2. What were the Mixing Department's cost per equivalent unit for materials and conversion for April? The beginning inventory consisted of the following costs: materials, $23,460; and conversion cost, $12,305. The costs added during the month consisted of: materials, $83,164; and conversion cost, $46,648.
3. How many of the units transferred out of the Mixing Department in April were started and completed during that month?
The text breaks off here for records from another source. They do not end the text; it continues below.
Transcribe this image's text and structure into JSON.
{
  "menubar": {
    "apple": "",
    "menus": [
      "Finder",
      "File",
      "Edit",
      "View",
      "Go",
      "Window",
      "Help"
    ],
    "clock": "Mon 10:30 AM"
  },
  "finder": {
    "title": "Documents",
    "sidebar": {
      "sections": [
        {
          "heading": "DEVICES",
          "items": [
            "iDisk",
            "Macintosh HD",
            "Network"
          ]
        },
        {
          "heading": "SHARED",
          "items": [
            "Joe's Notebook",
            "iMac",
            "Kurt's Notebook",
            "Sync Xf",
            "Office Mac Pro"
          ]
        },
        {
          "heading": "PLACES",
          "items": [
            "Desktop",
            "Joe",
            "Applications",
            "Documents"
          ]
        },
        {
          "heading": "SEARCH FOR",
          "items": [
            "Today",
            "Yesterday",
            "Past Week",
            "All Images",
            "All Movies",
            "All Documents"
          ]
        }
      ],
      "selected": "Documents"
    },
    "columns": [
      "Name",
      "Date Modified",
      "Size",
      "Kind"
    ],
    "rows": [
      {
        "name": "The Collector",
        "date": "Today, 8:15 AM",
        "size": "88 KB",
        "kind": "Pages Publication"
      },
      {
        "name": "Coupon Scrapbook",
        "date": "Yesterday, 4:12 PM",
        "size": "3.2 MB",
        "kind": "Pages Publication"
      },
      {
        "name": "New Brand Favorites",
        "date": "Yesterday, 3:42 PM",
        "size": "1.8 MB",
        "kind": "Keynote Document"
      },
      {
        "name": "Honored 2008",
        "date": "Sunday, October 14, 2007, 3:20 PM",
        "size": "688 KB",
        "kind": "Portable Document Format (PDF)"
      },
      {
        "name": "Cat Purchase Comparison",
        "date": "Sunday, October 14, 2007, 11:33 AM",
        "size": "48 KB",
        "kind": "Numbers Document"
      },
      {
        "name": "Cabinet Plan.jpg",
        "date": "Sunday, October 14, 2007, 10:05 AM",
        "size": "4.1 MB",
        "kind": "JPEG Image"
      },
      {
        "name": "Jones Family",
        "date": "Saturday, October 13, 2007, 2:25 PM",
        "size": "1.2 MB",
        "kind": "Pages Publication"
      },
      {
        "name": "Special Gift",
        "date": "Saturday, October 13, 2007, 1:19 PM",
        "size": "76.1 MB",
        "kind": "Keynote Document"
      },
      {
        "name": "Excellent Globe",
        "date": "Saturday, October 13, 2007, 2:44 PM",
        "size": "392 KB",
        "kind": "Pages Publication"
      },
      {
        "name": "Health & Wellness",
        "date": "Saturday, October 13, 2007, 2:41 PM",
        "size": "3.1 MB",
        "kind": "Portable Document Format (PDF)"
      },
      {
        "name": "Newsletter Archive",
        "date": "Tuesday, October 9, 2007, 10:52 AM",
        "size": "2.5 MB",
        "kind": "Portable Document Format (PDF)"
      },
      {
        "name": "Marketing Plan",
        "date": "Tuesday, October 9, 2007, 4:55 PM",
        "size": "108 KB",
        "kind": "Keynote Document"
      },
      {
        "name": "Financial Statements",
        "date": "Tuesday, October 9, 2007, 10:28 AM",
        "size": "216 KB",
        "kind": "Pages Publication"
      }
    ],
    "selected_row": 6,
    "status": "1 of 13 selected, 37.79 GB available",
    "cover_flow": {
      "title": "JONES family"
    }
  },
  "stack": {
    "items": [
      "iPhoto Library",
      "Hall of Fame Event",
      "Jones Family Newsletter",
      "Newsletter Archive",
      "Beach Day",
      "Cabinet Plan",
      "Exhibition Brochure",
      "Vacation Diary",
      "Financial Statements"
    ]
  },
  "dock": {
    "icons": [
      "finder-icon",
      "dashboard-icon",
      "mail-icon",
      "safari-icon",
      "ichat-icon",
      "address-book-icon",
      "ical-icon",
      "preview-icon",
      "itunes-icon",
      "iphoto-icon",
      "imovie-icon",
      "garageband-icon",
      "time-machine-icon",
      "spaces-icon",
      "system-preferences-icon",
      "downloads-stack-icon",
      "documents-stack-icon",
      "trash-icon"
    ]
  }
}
4. The manager of the Mixing Department stated, “Materials prices jumped from about $1.80 per unit in March to $2.30 per unit in April, but due to good cost control I was able to hold our materials cost to less than $2.30 per unit for the month.” Should this manager be rewarded for good cost control?
Solution 1:
Computation of Equivalent unit of Production - Mixing Department | |||
Particulars | Physical Units | Material | Conversion |
Units accounted for: | |||
Unit completed & Transferred out | 41900 | 41900 | 41900 |
Ending WIP: | 7600 | ||
Material (75%) | 5700 | ||
Conversion (50%) | 3800 | ||
Equivalent units of production | 49500 | 47600 | 45700 |
Solution 2:
Computation of Cost per equivalent unit of Production - Elliott Company | ||
Particulars | Material | Conversion |
Opening WIP | $23,460.00 | $12,305.00 |
Cost Added during March | $83,164.00 | $46,648.00 |
Total cost to be accounted for | $106,624.00 | $58,953.00 |
Equivalent units of production | 47600 | 45700 |
Cost per Equivalent unit | $2.24 | $1.29 |
Solution 3:
Units transferred out of the Mixing Department in April were started and completed during that month = Total units transferred - Units in beginning WIP
= 41900 - 11500 = 30400
Solution 4:
No, manager should not be awarded for good cost control. Material prices jumped from $1.80 to $2.30 per unit in april, however due to material cost in beginning WIP, average cost of material per unit in april is $2.24 per unit. Therefore there is no role manager in controlling cost of material.